We take a look at some of Beantown's most well-loved eats.
In New England, lobster bakes are traditionally cooked with corn and potatoes over a seaweed-fuelled fire on the beach. One of the city’s best downtown hotels, Millennium Bostonian Hotel Boston, is home to the well-regarded North 26 Restaurant and Bar, which features local and seasonal produce and serves up a hearty lobster bake for both lunch and dinner. Here, an almost 1 ¼ pound (or 600 gram) Maine lobster is baked and served with red bliss potatoes, local corn on the cob, alongside a cup of classic New England clam chowder, lemon, and drawn butter (from US$20 per person, available until 31 October, 2015). Grab a seat on the patio for some fresh air or dine indoors for a more sophisticated experience amid hickory and dark walnut woodwork.
Oysters on the half shell
A 10-minute drive west along the Charles River from Millennium Bostonian Hotel Boston will land you at Island Creek Oyster Bar. This eatery has a loyal following among Boston's oyster lovers as it offers almost a dozen varieties of freshly shucked local oysters, such as Wellfleet, Chatham, First Light and Rocky Nook, which can be ordered individually. If you still haven't had your fill, take a short walk south to self-proclaimed modern neighbourhood tavern, Citizen Public House and Oyster Bar, in which you’ll find a range of market-fresh oysters that aren't limited to the New England region.
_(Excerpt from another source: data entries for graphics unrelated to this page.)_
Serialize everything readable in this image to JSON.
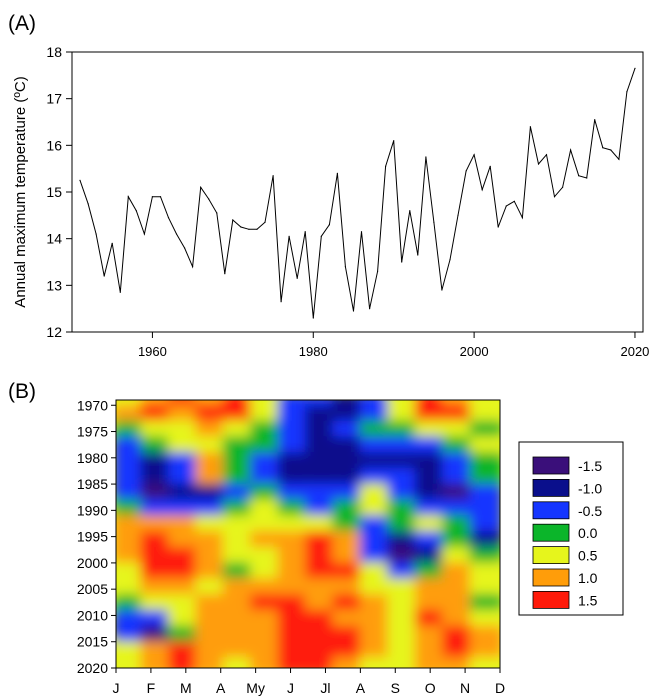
{
  "chart_data": [
    {
      "type": "line",
      "panel_label": "(A)",
      "ylabel": "Annual maximum temperature (ºC)",
      "xlabel": "",
      "xlim": [
        1950,
        2021
      ],
      "ylim": [
        12,
        18
      ],
      "xticks": [
        1960,
        1980,
        2000,
        2020
      ],
      "yticks": [
        12,
        13,
        14,
        15,
        16,
        17,
        18
      ],
      "x": [
        1951,
        1952,
        1953,
        1954,
        1955,
        1956,
        1957,
        1958,
        1959,
        1960,
        1961,
        1962,
        1963,
        1964,
        1965,
        1966,
        1967,
        1968,
        1969,
        1970,
        1971,
        1972,
        1973,
        1974,
        1975,
        1976,
        1977,
        1978,
        1979,
        1980,
        1981,
        1982,
        1983,
        1984,
        1985,
        1986,
        1987,
        1988,
        1989,
        1990,
        1991,
        1992,
        1993,
        1994,
        1995,
        1996,
        1997,
        1998,
        1999,
        2000,
        2001,
        2002,
        2003,
        2004,
        2005,
        2006,
        2007,
        2008,
        2009,
        2010,
        2011,
        2012,
        2013,
        2014,
        2015,
        2016,
        2017,
        2018,
        2019,
        2020
      ],
      "y": [
        15.25,
        14.75,
        14.1,
        13.2,
        13.9,
        12.85,
        14.9,
        14.6,
        14.1,
        14.9,
        14.9,
        14.45,
        14.1,
        13.8,
        13.4,
        15.1,
        14.85,
        14.55,
        13.25,
        14.4,
        14.25,
        14.2,
        14.2,
        14.35,
        15.35,
        12.65,
        14.05,
        13.15,
        14.15,
        12.3,
        14.05,
        14.3,
        15.4,
        13.4,
        12.45,
        14.15,
        12.5,
        13.3,
        15.55,
        16.1,
        13.5,
        14.6,
        13.65,
        15.75,
        14.35,
        12.9,
        13.55,
        14.5,
        15.45,
        15.8,
        15.05,
        15.55,
        14.25,
        14.7,
        14.8,
        14.45,
        16.4,
        15.6,
        15.8,
        14.9,
        15.1,
        15.9,
        15.35,
        15.3,
        16.55,
        15.95,
        15.9,
        15.7,
        17.15,
        17.65
      ],
      "grid": false
    },
    {
      "type": "heatmap",
      "panel_label": "(B)",
      "xticks": [
        "J",
        "F",
        "M",
        "A",
        "My",
        "J",
        "Jl",
        "A",
        "S",
        "O",
        "N",
        "D"
      ],
      "yticks": [
        1970,
        1975,
        1980,
        1985,
        1990,
        1995,
        2000,
        2005,
        2010,
        2015,
        2020
      ],
      "ylim": [
        2020,
        1969
      ],
      "legend": {
        "position": "right",
        "entries": [
          {
            "label": "-1.5",
            "color": "#3a0f7a"
          },
          {
            "label": "-1.0",
            "color": "#0a0f8c"
          },
          {
            "label": "-0.5",
            "color": "#1535ff"
          },
          {
            "label": "0.0",
            "color": "#0bb52a"
          },
          {
            "label": "0.5",
            "color": "#e6f51c"
          },
          {
            "label": "1.0",
            "color": "#ff9d0a"
          },
          {
            "label": "1.5",
            "color": "#ff1a0a"
          }
        ]
      },
      "years": [
        1969,
        1972,
        1975,
        1978,
        1981,
        1984,
        1987,
        1990,
        1993,
        1996,
        1999,
        2002,
        2005,
        2008,
        2011,
        2014,
        2017,
        2020
      ],
      "values": [
        [
          0.5,
          1.0,
          1.5,
          1.0,
          1.5,
          0.5,
          -0.5,
          -0.5,
          -1.0,
          -0.5,
          0.5,
          1.5,
          1.0,
          0.5
        ],
        [
          1.0,
          1.5,
          1.0,
          1.5,
          1.5,
          0.5,
          -0.5,
          -1.0,
          -1.0,
          -0.5,
          0.5,
          1.5,
          1.5,
          0.5
        ],
        [
          0.0,
          0.5,
          0.5,
          1.0,
          0.5,
          0.0,
          -0.5,
          -1.0,
          -0.5,
          0.0,
          0.0,
          0.5,
          0.5,
          0.0
        ],
        [
          -0.5,
          0.0,
          0.5,
          0.5,
          0.0,
          0.0,
          -0.5,
          -1.0,
          -1.0,
          -0.5,
          -0.5,
          -0.5,
          0.0,
          0.5
        ],
        [
          -0.5,
          -1.0,
          -0.5,
          1.0,
          0.0,
          -0.5,
          -1.0,
          -1.0,
          -1.0,
          -1.0,
          -1.0,
          -1.0,
          -0.5,
          0.0
        ],
        [
          -0.5,
          -1.0,
          -0.5,
          1.0,
          0.0,
          -0.5,
          -1.0,
          -1.0,
          -1.0,
          -0.5,
          -0.5,
          -1.0,
          -0.5,
          0.0
        ],
        [
          -0.5,
          -1.5,
          -1.0,
          -1.0,
          -0.5,
          0.0,
          -0.5,
          -0.5,
          -0.5,
          0.5,
          -0.5,
          -1.0,
          -1.5,
          -0.5
        ],
        [
          0.0,
          -0.5,
          -0.5,
          -0.5,
          0.0,
          0.5,
          0.0,
          -0.5,
          0.0,
          0.5,
          0.0,
          -0.5,
          -0.5,
          -0.5
        ],
        [
          1.0,
          1.0,
          1.0,
          0.5,
          0.5,
          0.5,
          0.5,
          0.5,
          0.0,
          -0.5,
          0.0,
          0.5,
          0.0,
          -0.5
        ],
        [
          1.0,
          1.5,
          1.0,
          1.0,
          0.5,
          1.0,
          1.0,
          1.5,
          1.0,
          -0.5,
          -1.0,
          -0.5,
          0.0,
          -1.0
        ],
        [
          1.0,
          1.5,
          1.5,
          1.0,
          0.5,
          0.5,
          1.0,
          1.5,
          1.0,
          -0.5,
          -1.5,
          -1.0,
          0.5,
          0.0
        ],
        [
          0.5,
          1.5,
          1.5,
          1.0,
          0.0,
          0.5,
          1.0,
          1.5,
          1.5,
          0.5,
          -0.5,
          0.0,
          1.0,
          0.5
        ],
        [
          0.5,
          1.0,
          1.0,
          0.5,
          1.0,
          1.0,
          1.0,
          1.0,
          1.0,
          0.5,
          0.5,
          1.0,
          1.0,
          0.5
        ],
        [
          0.0,
          0.5,
          0.5,
          1.0,
          1.0,
          1.5,
          1.5,
          1.0,
          1.5,
          1.0,
          0.5,
          1.0,
          1.0,
          0.0
        ],
        [
          -0.5,
          -0.5,
          0.5,
          1.0,
          1.0,
          1.0,
          1.5,
          1.5,
          1.0,
          1.0,
          0.5,
          1.5,
          1.0,
          0.5
        ],
        [
          -0.5,
          -1.5,
          0.0,
          1.0,
          1.0,
          1.0,
          1.5,
          1.5,
          1.5,
          1.0,
          0.5,
          1.0,
          1.5,
          1.0
        ],
        [
          0.5,
          1.0,
          1.5,
          1.0,
          1.0,
          1.0,
          1.5,
          1.5,
          1.5,
          1.0,
          0.5,
          1.0,
          1.5,
          1.0
        ],
        [
          0.5,
          1.0,
          1.5,
          1.0,
          0.5,
          1.0,
          1.5,
          1.5,
          1.0,
          0.5,
          0.5,
          1.0,
          1.0,
          0.5
        ]
      ]
    }
  ]
}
Boston may be home to Dunkin' Donuts, but scoping out quirky artisanal doughnut shops is the way to go. Less than a 10-minute drive south from Millennium Bostonian Hotel Boston is Blackbird Doughnuts. This specialty doughnut shop, which makes all of its goods onsite, is known for its unusual creations, such as Cheddar Jalapeno and Blackberry Lavender doughnuts. If you’re driving farther south, Kane's Handcrafted on Oliver Street doesn't only make some of the best doughnuts in the country, but it whips up deliciously indulgent cronuts, coffee rolls, cupcakes and sandwiches, too.
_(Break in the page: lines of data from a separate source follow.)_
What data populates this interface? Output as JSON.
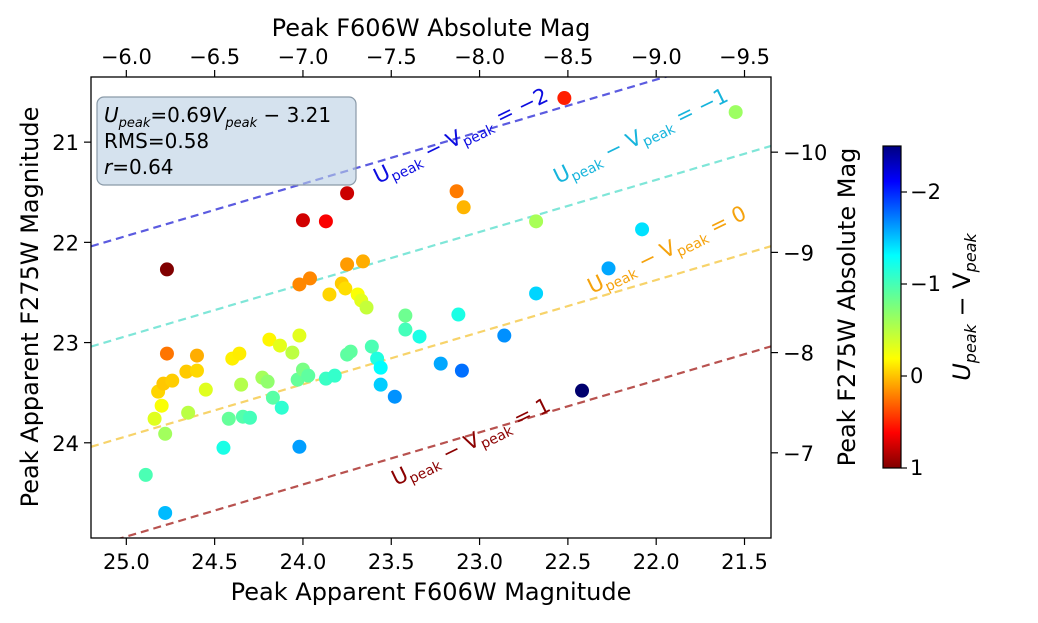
{
  "chart_data": {
    "type": "scatter",
    "xlabel": "Peak Apparent F606W Magnitude",
    "ylabel": "Peak Apparent F275W Magnitude",
    "xlim": [
      25.2,
      21.35
    ],
    "ylim": [
      24.95,
      20.35
    ],
    "x_ticks": [
      "25.0",
      "24.5",
      "24.0",
      "23.5",
      "23.0",
      "22.5",
      "22.0",
      "21.5"
    ],
    "x_tick_values": [
      25.0,
      24.5,
      24.0,
      23.5,
      23.0,
      22.5,
      22.0,
      21.5
    ],
    "y_ticks": [
      "21",
      "22",
      "23",
      "24"
    ],
    "y_tick_values": [
      21,
      22,
      23,
      24
    ],
    "top_axis": {
      "label": "Peak F606W Absolute Mag",
      "ticks": [
        "−6.0",
        "−6.5",
        "−7.0",
        "−7.5",
        "−8.0",
        "−8.5",
        "−9.0",
        "−9.5"
      ],
      "tick_positions": [
        25.0,
        24.5,
        24.0,
        23.5,
        23.0,
        22.5,
        22.0,
        21.5
      ]
    },
    "right_axis": {
      "label": "Peak F275W Absolute Mag",
      "ticks": [
        "−10",
        "−9",
        "−8",
        "−7"
      ],
      "tick_positions": [
        21.1,
        22.1,
        23.1,
        24.1
      ]
    },
    "colorbar": {
      "label": "U_peak − V_peak",
      "range": [
        1,
        -2.5
      ],
      "ticks": [
        "−2",
        "−1",
        "0",
        "1"
      ],
      "tick_values": [
        -2,
        -1,
        0,
        1
      ],
      "colormap": "jet_r"
    },
    "reference_lines": [
      {
        "label": "−2",
        "offset": -2,
        "color": "#5b5be0"
      },
      {
        "label": "−1",
        "offset": -1,
        "color": "#7fe6d8"
      },
      {
        "label": "0",
        "offset": 0,
        "color": "#f7d36a"
      },
      {
        "label": "1",
        "offset": 1,
        "color": "#b8524f"
      }
    ],
    "reference_labels": [
      {
        "text_pre": "U",
        "sub1": "peak",
        "mid": " − V",
        "sub2": "peak",
        "post": " = −2",
        "color": "#0c0ce0"
      },
      {
        "text_pre": "U",
        "sub1": "peak",
        "mid": " − V",
        "sub2": "peak",
        "post": " = −1",
        "color": "#16b4dc"
      },
      {
        "text_pre": "U",
        "sub1": "peak",
        "mid": " − V",
        "sub2": "peak",
        "post": " = 0",
        "color": "#f5a20c"
      },
      {
        "text_pre": "U",
        "sub1": "peak",
        "mid": " − V",
        "sub2": "peak",
        "post": " = 1",
        "color": "#8b0000"
      }
    ],
    "fit_box": {
      "line1_pre": "U",
      "line1_sub1": "peak",
      "line1_mid": "=0.69",
      "line1_v": "V",
      "line1_sub2": "peak",
      "line1_post": " − 3.21",
      "line2": "RMS=0.58",
      "line3_r": "r",
      "line3_post": "=0.64"
    },
    "points": [
      {
        "x": 24.89,
        "y": 24.32
      },
      {
        "x": 24.78,
        "y": 24.7
      },
      {
        "x": 24.84,
        "y": 23.76
      },
      {
        "x": 24.82,
        "y": 23.49
      },
      {
        "x": 24.8,
        "y": 23.63
      },
      {
        "x": 24.78,
        "y": 23.91
      },
      {
        "x": 24.79,
        "y": 23.41
      },
      {
        "x": 24.74,
        "y": 23.38
      },
      {
        "x": 24.77,
        "y": 23.11
      },
      {
        "x": 24.77,
        "y": 22.27
      },
      {
        "x": 24.66,
        "y": 23.29
      },
      {
        "x": 24.6,
        "y": 23.28
      },
      {
        "x": 24.6,
        "y": 23.13
      },
      {
        "x": 24.65,
        "y": 23.7
      },
      {
        "x": 24.55,
        "y": 23.47
      },
      {
        "x": 24.45,
        "y": 24.05
      },
      {
        "x": 24.42,
        "y": 23.76
      },
      {
        "x": 24.4,
        "y": 23.16
      },
      {
        "x": 24.36,
        "y": 23.11
      },
      {
        "x": 24.35,
        "y": 23.42
      },
      {
        "x": 24.34,
        "y": 23.74
      },
      {
        "x": 24.3,
        "y": 23.75
      },
      {
        "x": 24.23,
        "y": 23.35
      },
      {
        "x": 24.2,
        "y": 23.39
      },
      {
        "x": 24.19,
        "y": 22.97
      },
      {
        "x": 24.17,
        "y": 23.55
      },
      {
        "x": 24.13,
        "y": 23.03
      },
      {
        "x": 24.12,
        "y": 23.65
      },
      {
        "x": 24.06,
        "y": 23.1
      },
      {
        "x": 24.03,
        "y": 23.37
      },
      {
        "x": 24.02,
        "y": 24.04
      },
      {
        "x": 24.02,
        "y": 22.93
      },
      {
        "x": 24.0,
        "y": 23.27
      },
      {
        "x": 23.97,
        "y": 23.33
      },
      {
        "x": 24.02,
        "y": 22.42
      },
      {
        "x": 23.96,
        "y": 22.36
      },
      {
        "x": 24.0,
        "y": 21.78
      },
      {
        "x": 23.87,
        "y": 21.79
      },
      {
        "x": 23.85,
        "y": 22.52
      },
      {
        "x": 23.87,
        "y": 23.36
      },
      {
        "x": 23.82,
        "y": 23.33
      },
      {
        "x": 23.78,
        "y": 22.41
      },
      {
        "x": 23.76,
        "y": 22.46
      },
      {
        "x": 23.75,
        "y": 22.22
      },
      {
        "x": 23.75,
        "y": 21.51
      },
      {
        "x": 23.69,
        "y": 22.52
      },
      {
        "x": 23.67,
        "y": 22.58
      },
      {
        "x": 23.66,
        "y": 22.19
      },
      {
        "x": 23.64,
        "y": 22.65
      },
      {
        "x": 23.75,
        "y": 23.12
      },
      {
        "x": 23.73,
        "y": 23.09
      },
      {
        "x": 23.61,
        "y": 23.04
      },
      {
        "x": 23.58,
        "y": 23.16
      },
      {
        "x": 23.56,
        "y": 23.25
      },
      {
        "x": 23.56,
        "y": 23.42
      },
      {
        "x": 23.48,
        "y": 23.54
      },
      {
        "x": 23.42,
        "y": 22.73
      },
      {
        "x": 23.42,
        "y": 22.87
      },
      {
        "x": 23.34,
        "y": 22.94
      },
      {
        "x": 23.22,
        "y": 23.21
      },
      {
        "x": 23.12,
        "y": 22.72
      },
      {
        "x": 23.1,
        "y": 23.28
      },
      {
        "x": 23.13,
        "y": 21.49
      },
      {
        "x": 23.09,
        "y": 21.65
      },
      {
        "x": 22.86,
        "y": 22.93
      },
      {
        "x": 22.68,
        "y": 21.79
      },
      {
        "x": 22.68,
        "y": 22.51
      },
      {
        "x": 22.52,
        "y": 20.56
      },
      {
        "x": 22.42,
        "y": 23.48
      },
      {
        "x": 22.27,
        "y": 22.26
      },
      {
        "x": 22.08,
        "y": 21.87
      },
      {
        "x": 21.55,
        "y": 20.7
      }
    ]
  }
}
Dorchester is home to a large Vietnamese community as thousands of refugees settled here in the 70s. Thankfully, they brought their cuisine to the city and Bostonians have since gone crazy for pho. Dorchester's Anh Hong makes the most out of the region's seafood. Its sumptuous bun rieu is made with fresh crab, shrimp and spare ribs, all simmered together in a zesty red-hued stock.
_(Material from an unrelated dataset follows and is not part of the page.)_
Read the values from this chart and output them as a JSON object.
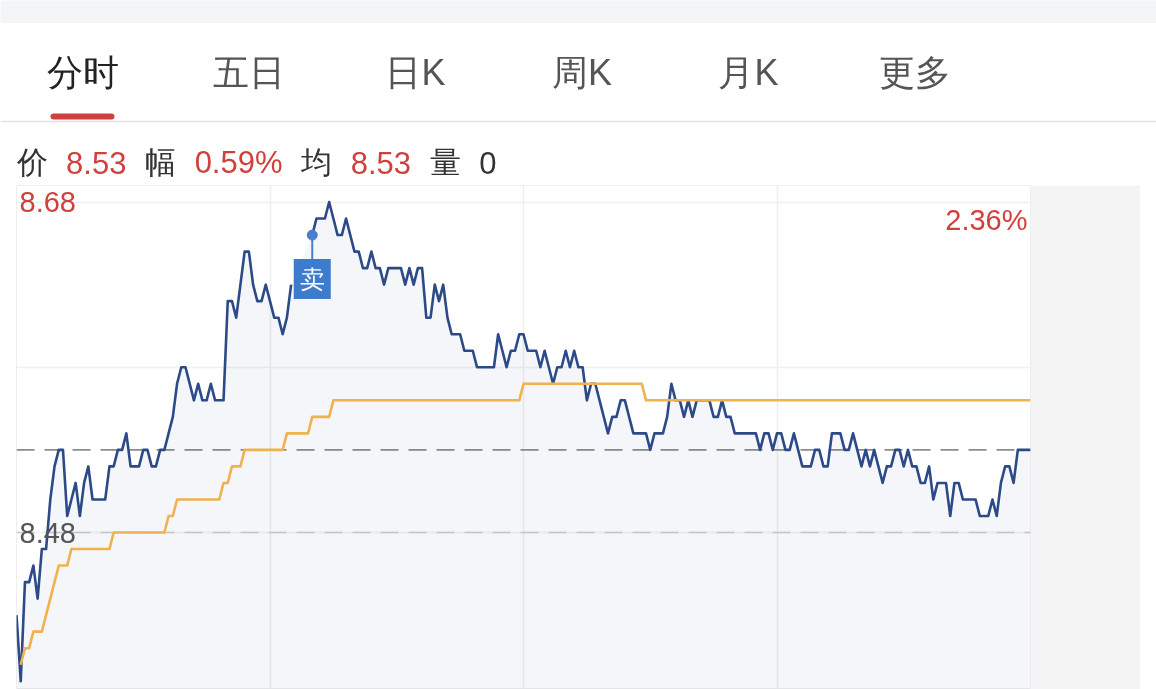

Can’t get enough of lobster? From Millennium Bostonian Hotel Boston, cross the Bass River and continue east until you arrive at Yankee Lobster Company. There's nothing like a classic lobster roll made with chilled sweet morsels of juicy crustacean, tossed with lemon and creamy mayonnaise and served on a fluffy bun. Here, you’ll find generous helpings of succulent lobster meat on soft rolls, with coleslaw and fries on the side. Alternatively, trendy seafood eatery, Neptune Oyster, which is a mere five-minute walk north from the hotel, offers its lobster rolls warm, doused with hot butter and served on a toasted bun.